According to The Independent, the report warns that the UK falls “well short” of meeting the minimum standards set out in the UN Convention on the Rights of the Child, agreed in 1989 by every country in the world except the U.S. and Somalia.
Additionally, a 2007 UNICEF report ranked the UK at the bottom of “rich countries” in regard to the well-being of their children. In the report, the UK ranked the least of 21 nations by the UN for providing happiness, relationships and health and safety for older children. Instead, it said they suffer greater deprivation, worse relationships with their parents and are exposed to more risks from alcohol, drugs and unsafe sex than those in any other wealthy country in the world.

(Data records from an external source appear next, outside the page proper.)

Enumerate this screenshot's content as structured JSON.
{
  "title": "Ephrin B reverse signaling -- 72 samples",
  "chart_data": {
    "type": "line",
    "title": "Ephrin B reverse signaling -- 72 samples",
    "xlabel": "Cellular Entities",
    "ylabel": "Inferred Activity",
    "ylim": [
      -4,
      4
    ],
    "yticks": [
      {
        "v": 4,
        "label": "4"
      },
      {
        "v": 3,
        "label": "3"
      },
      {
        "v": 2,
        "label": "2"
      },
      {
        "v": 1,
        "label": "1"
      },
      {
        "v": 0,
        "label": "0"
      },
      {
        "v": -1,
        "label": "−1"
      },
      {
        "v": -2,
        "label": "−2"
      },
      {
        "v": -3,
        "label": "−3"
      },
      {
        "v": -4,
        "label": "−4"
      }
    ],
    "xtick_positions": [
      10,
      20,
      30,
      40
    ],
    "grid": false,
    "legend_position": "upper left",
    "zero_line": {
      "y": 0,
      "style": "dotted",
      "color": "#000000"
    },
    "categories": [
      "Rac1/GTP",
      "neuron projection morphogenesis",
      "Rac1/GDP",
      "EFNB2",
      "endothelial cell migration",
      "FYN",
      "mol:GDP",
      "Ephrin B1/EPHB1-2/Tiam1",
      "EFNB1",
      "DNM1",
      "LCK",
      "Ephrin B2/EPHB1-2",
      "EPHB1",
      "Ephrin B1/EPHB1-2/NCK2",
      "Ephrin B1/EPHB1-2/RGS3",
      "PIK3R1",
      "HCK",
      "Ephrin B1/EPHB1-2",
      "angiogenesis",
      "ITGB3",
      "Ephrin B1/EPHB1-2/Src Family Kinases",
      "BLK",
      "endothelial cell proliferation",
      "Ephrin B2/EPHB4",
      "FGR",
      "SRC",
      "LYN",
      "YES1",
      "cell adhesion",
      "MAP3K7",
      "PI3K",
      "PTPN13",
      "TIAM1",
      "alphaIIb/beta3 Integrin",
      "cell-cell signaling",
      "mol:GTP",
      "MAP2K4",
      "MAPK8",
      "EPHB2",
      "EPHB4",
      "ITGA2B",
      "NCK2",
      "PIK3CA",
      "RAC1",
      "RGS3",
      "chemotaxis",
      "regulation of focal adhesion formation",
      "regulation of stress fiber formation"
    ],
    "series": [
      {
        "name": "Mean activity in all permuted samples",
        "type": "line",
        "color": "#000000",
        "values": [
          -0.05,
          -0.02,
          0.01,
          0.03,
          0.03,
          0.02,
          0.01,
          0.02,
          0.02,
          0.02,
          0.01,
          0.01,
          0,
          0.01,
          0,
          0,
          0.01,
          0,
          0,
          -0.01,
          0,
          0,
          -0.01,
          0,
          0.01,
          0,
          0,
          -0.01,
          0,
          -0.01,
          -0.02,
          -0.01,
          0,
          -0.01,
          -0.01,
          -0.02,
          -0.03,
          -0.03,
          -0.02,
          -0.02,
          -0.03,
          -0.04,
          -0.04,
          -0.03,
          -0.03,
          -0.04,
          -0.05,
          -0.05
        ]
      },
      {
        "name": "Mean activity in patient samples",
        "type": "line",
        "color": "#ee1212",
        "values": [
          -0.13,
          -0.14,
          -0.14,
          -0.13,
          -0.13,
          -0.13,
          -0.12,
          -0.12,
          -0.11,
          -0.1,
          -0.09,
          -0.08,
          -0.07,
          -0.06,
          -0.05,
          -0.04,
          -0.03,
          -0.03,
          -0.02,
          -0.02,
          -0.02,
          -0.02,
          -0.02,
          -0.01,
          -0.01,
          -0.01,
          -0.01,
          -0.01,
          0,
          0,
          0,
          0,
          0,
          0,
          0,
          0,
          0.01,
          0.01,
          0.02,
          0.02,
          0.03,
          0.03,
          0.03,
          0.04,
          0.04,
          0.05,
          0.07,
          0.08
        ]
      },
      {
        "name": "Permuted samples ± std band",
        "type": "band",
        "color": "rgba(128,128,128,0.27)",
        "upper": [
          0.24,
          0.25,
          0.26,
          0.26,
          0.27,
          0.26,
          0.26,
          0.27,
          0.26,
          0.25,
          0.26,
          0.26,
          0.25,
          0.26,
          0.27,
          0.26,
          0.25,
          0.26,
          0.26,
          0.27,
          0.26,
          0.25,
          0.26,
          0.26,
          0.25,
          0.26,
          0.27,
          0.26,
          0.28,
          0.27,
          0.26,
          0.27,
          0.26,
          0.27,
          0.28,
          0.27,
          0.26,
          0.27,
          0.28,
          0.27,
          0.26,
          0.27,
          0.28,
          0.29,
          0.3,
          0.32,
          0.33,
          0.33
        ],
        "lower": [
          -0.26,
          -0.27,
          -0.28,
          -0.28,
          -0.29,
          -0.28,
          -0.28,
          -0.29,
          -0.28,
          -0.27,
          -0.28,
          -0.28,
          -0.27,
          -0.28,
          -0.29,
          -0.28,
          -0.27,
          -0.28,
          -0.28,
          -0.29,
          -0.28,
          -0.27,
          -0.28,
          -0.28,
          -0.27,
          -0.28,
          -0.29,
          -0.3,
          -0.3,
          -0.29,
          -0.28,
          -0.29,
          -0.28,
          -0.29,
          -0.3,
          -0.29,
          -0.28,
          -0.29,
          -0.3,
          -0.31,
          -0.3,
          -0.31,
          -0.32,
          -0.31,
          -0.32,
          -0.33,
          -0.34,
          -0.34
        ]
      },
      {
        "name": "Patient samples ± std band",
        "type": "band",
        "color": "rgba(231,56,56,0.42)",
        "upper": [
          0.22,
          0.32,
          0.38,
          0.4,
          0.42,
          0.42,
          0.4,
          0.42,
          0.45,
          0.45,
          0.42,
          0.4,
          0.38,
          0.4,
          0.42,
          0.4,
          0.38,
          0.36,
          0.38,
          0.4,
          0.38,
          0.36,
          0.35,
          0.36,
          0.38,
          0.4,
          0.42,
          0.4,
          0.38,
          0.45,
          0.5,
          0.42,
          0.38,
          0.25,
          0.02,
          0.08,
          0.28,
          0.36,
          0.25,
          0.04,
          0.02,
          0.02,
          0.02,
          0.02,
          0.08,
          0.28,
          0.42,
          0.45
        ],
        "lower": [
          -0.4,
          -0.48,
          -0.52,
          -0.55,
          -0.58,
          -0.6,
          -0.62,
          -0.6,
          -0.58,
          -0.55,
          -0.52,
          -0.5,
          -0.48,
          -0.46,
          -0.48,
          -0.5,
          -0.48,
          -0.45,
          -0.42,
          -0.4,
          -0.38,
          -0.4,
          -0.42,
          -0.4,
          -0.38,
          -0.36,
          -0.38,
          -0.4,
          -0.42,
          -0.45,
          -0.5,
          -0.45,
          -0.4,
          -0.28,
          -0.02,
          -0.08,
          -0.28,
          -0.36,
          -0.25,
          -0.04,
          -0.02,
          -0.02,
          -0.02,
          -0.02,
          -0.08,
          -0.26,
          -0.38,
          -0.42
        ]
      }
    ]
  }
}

Some of the main points from the recent UN survey include:
1 in 10 children “never enjoys school”
12% said they had carried a knife or gun in the past 12 months
1 in 10 children has a clinically recognizable mental health disorder
50% said they found condoms in their local park and/or playground
In London alone, 41 babies would be saved each year were it not for poverty and inequality
Some 78.2% believe the media paints an unfair picture of young children
An article in The Guardian also indicated the following:
The commissioners suggested that children should have the same legal protection against assault as adults—this in contrast to the current law that allows parents to carry out “reasonable chastisement” (i.e., “spanking” in North America, or “smacking” in the UK)
3.8 million children (1 in 3) live in relative poverty in the UK
Half of all families with disabled children are living at or below the poverty line
The report also indicated that government attempts to rectify the problems were obviously failing. Between 1989-99 and 2005-06, it had taken measures to remove 600,000 children from poverty. Since then, however, the number has increased to 800,000.